Fig. 2: Landscape of m6A and its regulators in DIPGXIII and its isogenic lines.

A Scatterplots of DRACH m6A levels in SU-DIPGXIII (K27M) versus its isogenic K27M-knockout line across the 5′UTR, CDS (internal), and 3′UTR. White numbers: number sites with >10% difference (above/below red solid line). Red numbers: sites with >%20 difference (above/below red dotted line). Sites are filtered for >10 coverage and >10% average m6A in one condition. B Expression levels (TPM) of METTL3, ALKBH5 and FTO in SU-DIPGXIII and its isogenic lines. Error bars represent standard error. C Relative expression levels of METTL3, ALKBH5, and FTO in SU-DIPGXII and its isogenic line after 3 days of culturing in stem vs differentiation media.

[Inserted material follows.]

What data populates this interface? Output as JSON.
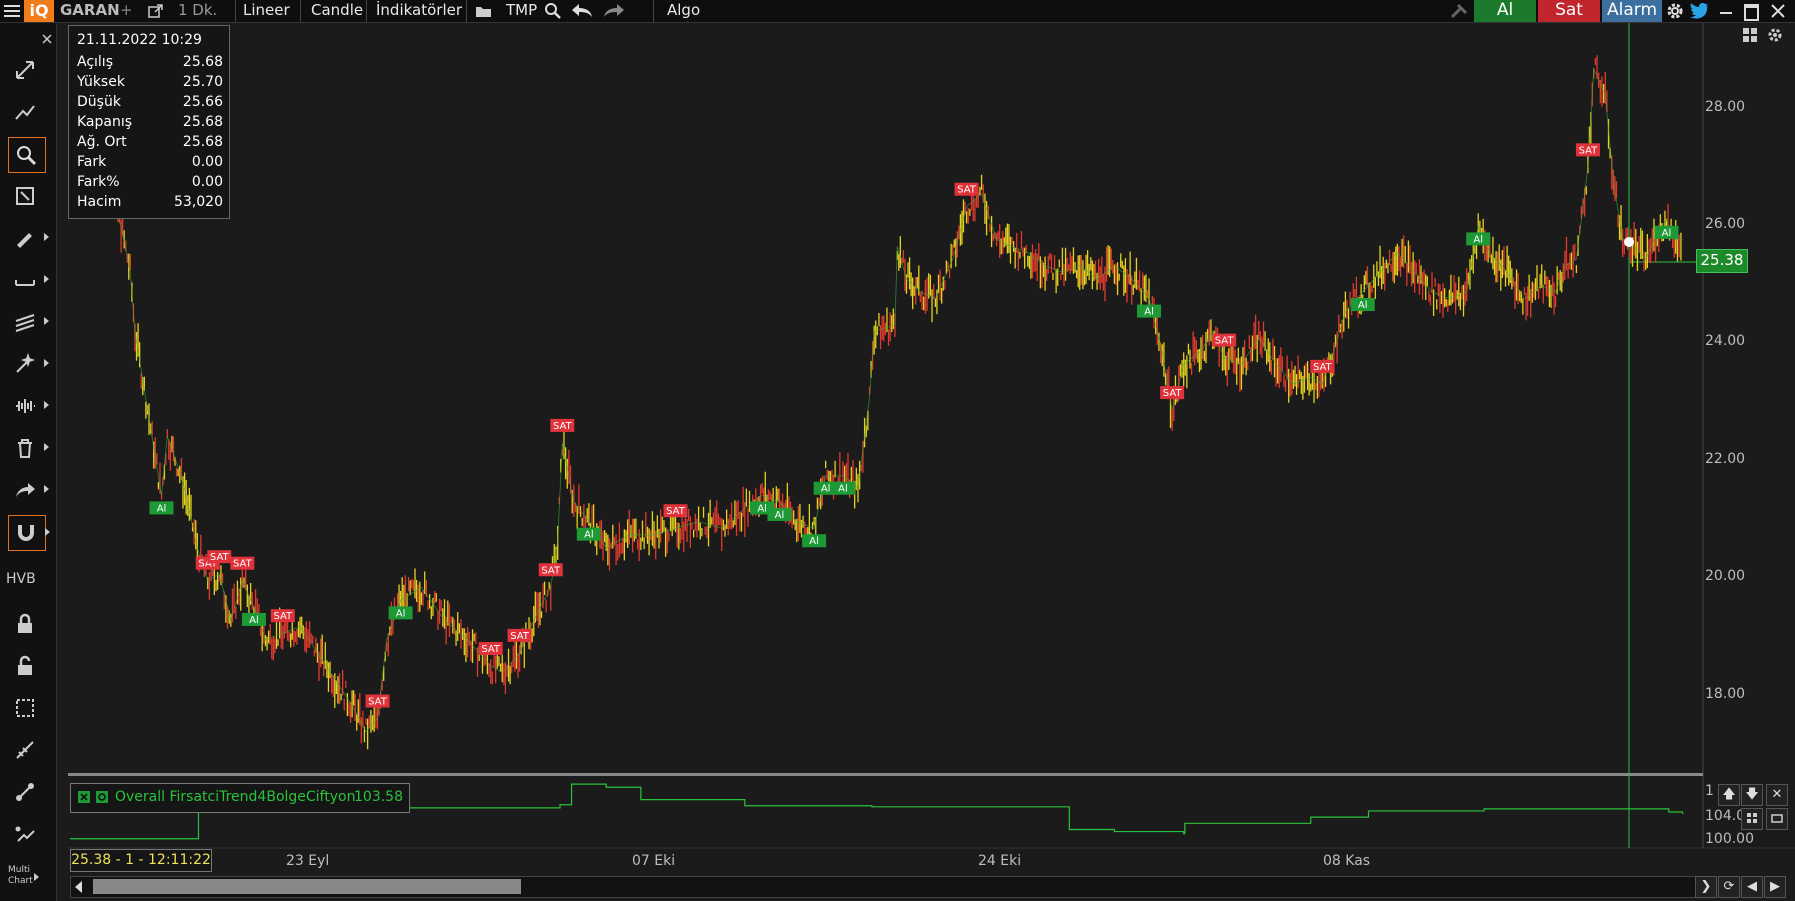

Error bars represent standard error. *p < 0.05, **p < 0.01, ***p < 0.001, ****p < 0.001. D Average transcript levels (log2(CPM + 1) of m6A readers in different cancers and non-malignant cells [48]. Adult high-grade gliomas (Adult HGG; n = 16), typical teratoid rhabdoid tumors (ATRT; n = 19), H3G34-mutant diffuse hemispheric gliomas (H3G34-DHG; n = 6), H3K27-altered diffuse midline gliomas (H3K27-DMG; n = 51), H3WT - high grade gliomas (H3WT-HGG; n = 19), Medulloblastoma (n = 7), malignant rhabdoid tumors (n = 7), non-malignant (n = 39). The boxplots show the median, first and third quartiles with the whiskers extended to the last point within 1.5X of the interquartile range. Red dotted line indicates cohort median. P-value for significant difference from median shown: *<0.05, **<0.01, ***<0.001, ****<0.0001.